President Donald Trump’s recent meeting with Ukrainian President Volodymyr Zelensky, alongside European leaders in Washington, was cast as a step toward peace. The gathering focused on security guarantees, weapons packages, and the prospect of negotiations with Russia. Yet the loudest voices in mainstream media rushed to declare the meeting a failure. That is not a fact—it is an opinion dressed up as news.

The reality is more straightforward. This is not America’s war. Ukraine borders Poland, Slovakia, Romania, and Hungary—not the United States. The threat is immediate for Europe, not for America. But over the last several years, Washington has poured more than $170 billion into this conflict, taken from the pockets of hardworking Americans whose own communities face failing schools, unsafe streets, and crumbling infrastructure.

The media prefers to measure success in terms of victory parades or sweeping agreements, but that misunderstands the situation. Trump’s meeting with Zelensky exposed what many in Washington avoid saying aloud: there will be no decisive victory. Ukraine cannot defeat Russia outright without endless subsidies, and Russia cannot be driven out without concessions. What the public has been sold as a noble fight for democracy is, in reality, a costly stalemate.

Calling the meeting a failure ignores what actually happened. Trump pressed European leaders to take responsibility. He floated a $90–100 billion weapons package to be funded by Europe and pushed for NATO-style security guarantees that Europe, not America, would have to enforce. For decades, America has acted as Europe’s defense department while European governments invested in their own welfare states. Asking Europe to finally shoulder the burden is not a failure—it is a necessary shift.

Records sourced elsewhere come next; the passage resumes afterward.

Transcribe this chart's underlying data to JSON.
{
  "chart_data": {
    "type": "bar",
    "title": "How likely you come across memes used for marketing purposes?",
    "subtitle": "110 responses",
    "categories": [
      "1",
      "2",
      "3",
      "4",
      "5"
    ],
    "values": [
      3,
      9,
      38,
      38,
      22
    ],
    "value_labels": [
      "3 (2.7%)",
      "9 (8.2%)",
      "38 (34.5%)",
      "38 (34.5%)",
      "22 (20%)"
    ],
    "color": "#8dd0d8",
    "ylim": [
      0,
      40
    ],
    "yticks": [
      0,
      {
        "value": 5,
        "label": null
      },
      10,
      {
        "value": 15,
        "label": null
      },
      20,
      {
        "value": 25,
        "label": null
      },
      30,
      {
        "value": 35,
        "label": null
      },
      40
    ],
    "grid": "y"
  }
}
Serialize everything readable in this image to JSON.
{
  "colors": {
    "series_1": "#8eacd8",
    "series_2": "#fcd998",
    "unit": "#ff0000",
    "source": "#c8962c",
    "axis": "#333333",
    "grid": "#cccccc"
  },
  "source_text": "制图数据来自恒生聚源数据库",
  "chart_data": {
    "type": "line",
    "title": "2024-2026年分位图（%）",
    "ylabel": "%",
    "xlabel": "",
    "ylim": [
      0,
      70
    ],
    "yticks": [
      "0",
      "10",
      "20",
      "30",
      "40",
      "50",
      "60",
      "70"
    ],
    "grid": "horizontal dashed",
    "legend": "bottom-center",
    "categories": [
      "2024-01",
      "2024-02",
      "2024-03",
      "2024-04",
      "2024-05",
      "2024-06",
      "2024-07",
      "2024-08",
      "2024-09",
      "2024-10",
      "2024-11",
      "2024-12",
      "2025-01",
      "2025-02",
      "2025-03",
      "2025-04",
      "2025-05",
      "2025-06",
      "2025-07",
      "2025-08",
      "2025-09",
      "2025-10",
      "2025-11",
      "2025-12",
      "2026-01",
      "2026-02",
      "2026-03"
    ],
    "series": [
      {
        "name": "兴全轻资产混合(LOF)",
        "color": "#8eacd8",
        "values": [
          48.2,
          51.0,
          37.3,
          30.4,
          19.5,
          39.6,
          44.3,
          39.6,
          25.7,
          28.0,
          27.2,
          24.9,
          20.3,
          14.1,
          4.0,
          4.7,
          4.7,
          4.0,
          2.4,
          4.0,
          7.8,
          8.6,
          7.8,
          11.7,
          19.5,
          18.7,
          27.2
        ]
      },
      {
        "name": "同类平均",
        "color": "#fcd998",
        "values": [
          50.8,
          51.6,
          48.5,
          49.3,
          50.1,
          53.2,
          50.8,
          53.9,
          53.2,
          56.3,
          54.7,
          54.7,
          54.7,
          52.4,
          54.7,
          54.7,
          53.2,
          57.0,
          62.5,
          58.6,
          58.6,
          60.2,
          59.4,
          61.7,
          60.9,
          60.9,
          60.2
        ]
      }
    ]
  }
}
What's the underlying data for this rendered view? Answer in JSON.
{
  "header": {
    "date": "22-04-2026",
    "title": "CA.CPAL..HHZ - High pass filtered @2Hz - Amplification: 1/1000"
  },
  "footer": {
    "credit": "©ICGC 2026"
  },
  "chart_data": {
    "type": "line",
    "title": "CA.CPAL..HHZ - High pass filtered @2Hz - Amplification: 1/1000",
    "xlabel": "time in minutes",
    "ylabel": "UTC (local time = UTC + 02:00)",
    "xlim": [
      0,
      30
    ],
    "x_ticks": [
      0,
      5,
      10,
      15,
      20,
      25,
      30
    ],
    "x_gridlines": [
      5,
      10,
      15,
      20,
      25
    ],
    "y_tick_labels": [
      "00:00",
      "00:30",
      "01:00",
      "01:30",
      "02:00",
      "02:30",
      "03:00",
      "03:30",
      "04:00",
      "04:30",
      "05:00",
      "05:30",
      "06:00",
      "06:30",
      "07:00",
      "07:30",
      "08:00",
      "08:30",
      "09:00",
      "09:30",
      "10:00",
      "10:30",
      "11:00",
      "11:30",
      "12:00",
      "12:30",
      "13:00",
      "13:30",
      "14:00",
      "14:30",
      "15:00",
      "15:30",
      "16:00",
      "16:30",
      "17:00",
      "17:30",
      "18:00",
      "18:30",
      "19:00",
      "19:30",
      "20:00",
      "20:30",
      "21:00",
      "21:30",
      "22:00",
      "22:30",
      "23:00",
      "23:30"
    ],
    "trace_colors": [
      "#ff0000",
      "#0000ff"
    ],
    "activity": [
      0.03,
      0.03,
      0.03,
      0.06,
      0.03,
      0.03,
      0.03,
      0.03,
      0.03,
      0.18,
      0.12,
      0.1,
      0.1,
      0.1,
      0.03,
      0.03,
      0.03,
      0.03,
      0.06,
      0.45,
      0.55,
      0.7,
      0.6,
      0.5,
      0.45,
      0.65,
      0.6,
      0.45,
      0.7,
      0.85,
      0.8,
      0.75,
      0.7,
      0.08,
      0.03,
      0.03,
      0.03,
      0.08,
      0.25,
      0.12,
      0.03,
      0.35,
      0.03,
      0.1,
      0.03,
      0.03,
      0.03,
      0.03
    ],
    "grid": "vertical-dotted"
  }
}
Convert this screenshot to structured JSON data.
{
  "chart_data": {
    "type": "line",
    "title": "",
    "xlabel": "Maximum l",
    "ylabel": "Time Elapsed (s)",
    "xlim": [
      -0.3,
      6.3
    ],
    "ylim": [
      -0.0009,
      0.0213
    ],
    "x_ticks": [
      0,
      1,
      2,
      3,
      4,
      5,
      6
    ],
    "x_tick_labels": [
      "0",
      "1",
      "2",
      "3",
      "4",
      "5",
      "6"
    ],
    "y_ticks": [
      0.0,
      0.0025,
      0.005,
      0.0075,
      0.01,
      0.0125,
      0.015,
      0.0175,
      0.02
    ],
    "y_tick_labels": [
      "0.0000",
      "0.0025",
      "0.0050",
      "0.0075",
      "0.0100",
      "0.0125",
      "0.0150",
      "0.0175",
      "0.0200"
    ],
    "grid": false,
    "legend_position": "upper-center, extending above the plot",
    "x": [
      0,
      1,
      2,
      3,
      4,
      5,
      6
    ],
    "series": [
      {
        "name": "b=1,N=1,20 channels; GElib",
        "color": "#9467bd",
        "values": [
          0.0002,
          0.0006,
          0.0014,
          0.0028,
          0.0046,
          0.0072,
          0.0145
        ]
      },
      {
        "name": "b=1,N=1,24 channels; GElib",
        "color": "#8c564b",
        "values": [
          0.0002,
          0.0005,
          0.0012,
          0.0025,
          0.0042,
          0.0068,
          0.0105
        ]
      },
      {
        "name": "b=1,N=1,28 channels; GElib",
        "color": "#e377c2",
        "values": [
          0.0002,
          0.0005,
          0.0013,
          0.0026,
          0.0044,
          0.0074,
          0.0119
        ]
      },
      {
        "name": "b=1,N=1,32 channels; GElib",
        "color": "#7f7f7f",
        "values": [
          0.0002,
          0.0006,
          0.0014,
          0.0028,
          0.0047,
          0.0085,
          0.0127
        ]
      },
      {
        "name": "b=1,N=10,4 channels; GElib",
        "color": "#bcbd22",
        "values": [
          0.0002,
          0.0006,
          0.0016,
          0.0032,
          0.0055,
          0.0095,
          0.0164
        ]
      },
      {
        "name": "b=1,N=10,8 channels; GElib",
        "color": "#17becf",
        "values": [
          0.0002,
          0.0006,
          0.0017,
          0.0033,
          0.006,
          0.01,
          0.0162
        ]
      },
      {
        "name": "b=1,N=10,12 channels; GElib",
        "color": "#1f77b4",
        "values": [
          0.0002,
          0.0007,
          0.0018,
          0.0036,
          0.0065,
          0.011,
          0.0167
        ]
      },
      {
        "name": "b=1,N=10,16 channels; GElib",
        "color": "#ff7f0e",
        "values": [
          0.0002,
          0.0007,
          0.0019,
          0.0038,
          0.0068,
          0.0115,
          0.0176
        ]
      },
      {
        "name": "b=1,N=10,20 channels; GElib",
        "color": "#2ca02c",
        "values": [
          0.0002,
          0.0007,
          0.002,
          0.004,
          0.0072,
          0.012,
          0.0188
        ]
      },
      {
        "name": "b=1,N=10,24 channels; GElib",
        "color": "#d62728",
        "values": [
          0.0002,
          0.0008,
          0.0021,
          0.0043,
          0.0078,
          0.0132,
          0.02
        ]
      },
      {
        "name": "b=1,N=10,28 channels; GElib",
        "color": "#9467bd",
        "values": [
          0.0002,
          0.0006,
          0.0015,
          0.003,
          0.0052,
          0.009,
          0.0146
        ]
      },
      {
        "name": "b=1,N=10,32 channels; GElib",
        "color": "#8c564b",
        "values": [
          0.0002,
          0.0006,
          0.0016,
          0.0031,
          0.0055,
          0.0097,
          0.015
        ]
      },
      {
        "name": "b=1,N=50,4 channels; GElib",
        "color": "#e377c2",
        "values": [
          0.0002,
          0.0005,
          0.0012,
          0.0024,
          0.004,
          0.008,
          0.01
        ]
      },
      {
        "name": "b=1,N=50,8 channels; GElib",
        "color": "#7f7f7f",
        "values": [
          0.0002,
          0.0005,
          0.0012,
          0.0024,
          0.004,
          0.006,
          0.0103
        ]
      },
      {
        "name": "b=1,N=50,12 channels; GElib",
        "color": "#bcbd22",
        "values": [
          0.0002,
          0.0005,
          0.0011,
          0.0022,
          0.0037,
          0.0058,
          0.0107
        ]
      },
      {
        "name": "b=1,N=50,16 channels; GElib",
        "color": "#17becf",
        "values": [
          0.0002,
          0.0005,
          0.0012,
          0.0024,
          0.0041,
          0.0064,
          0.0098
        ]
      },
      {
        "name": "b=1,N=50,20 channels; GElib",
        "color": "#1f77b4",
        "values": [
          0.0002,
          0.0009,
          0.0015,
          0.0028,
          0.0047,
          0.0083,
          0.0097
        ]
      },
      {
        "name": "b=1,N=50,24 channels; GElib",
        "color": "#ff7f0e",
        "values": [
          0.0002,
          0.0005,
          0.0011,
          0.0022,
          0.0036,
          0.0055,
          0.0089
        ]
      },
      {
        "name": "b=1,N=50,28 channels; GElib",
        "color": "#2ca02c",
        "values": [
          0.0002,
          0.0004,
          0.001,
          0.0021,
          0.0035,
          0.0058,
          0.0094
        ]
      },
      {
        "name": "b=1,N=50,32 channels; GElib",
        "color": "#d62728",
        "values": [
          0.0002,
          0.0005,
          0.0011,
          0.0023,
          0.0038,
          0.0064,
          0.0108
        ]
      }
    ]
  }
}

Read: Trump and Putin in Alaska: Why Talking Peace Is Better Than More War

Americans should care about these talks, but not for the reasons television commentators insist. The real concern is not who controls territory in Donbas or Crimea. The concern is the money already spent. Billions that could have repaired highways, modernized classrooms, or lowered the national debt have instead financed a war thousands of miles away. Every dollar spent abroad is a dollar not invested at home.

Trump, Zelensky, and Europe’s leaders may call this a push for peace, and perhaps it is. But peace will not come from more American checks. It will come when Europe accepts responsibility for its own security and when America stops treating foreign wars as its own burden.

The meeting was not a failure—it was a moment of clarity. And clarity, not illusions, is what America needs.